As for an update on my pup, I'm pleased to report that some of the very basic techniques recommended on this thread are appearing to yield results. We've been working a lot on whoa, and when hunting and he flushes birds I've been consistent about stopping his chase using the method you recommended (tone first, stim second...if needed). I've also been bringing him back to the location of the birds and putting him on whoa and making him hold it for a while before hunting on. This yielded two noticeable improvements on our hunt yesterday.

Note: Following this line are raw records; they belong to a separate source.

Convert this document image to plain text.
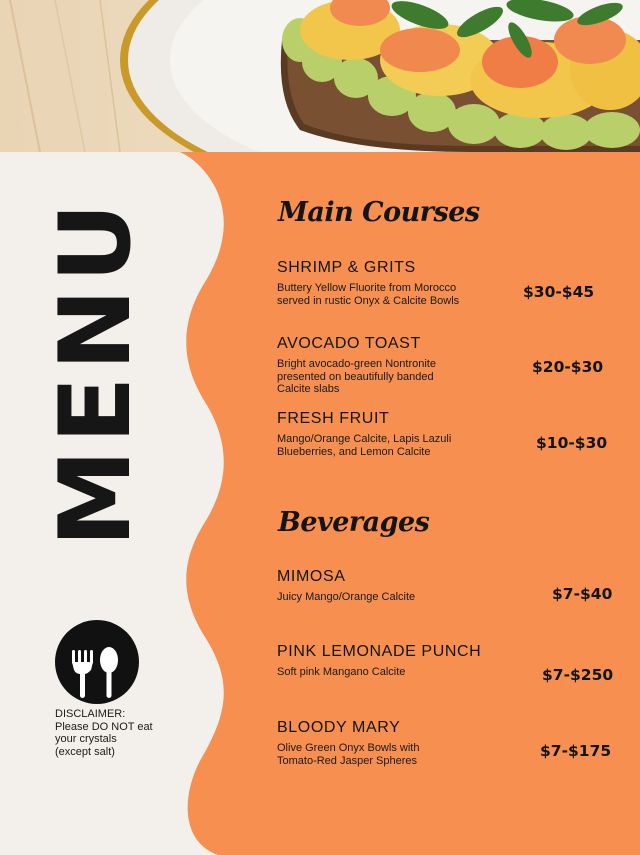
MENU
DISCLAIMER:
Please DO NOT eat
your crystals
(except salt)
Main Courses
SHRIMP & GRITS
Buttery Yellow Fluorite from Morocco served in rustic Onyx & Calcite Bowls	$30-$45
AVOCADO TOAST
Bright avocado-green Nontronite presented on beautifully banded Calcite slabs
$20-$30
FRESH FRUIT
Mango/Orange Calcite, Lapis Lazuli Blueberries, and Lemon Calcite	$10-$30
Beverages
MIMOSA
Juicy Mango/Orange Calcite	$7-$40
PINK LEMONADE PUNCH
Soft pink Mangano Calcite	$7-$250
BLOODY MARY
Olive Green Onyx Bowls with Tomato-Red Jasper Spheres
$7-$175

While he did still chase some birds, there were other flushes where he didn't chase, or he only took a few steps and then stopped. You can tell he's slowly understanding what to do. We also had two very good finds and points on different covey's of huns. Both were points that were held a good amount of time. There were also a few coveys that he didn't point, but either way this is improvement. I'm feeling extremely optimistic about this progress given that we've only stepped up the training slightly so far, and I think when we really jump in after the season things will fall into place nicely.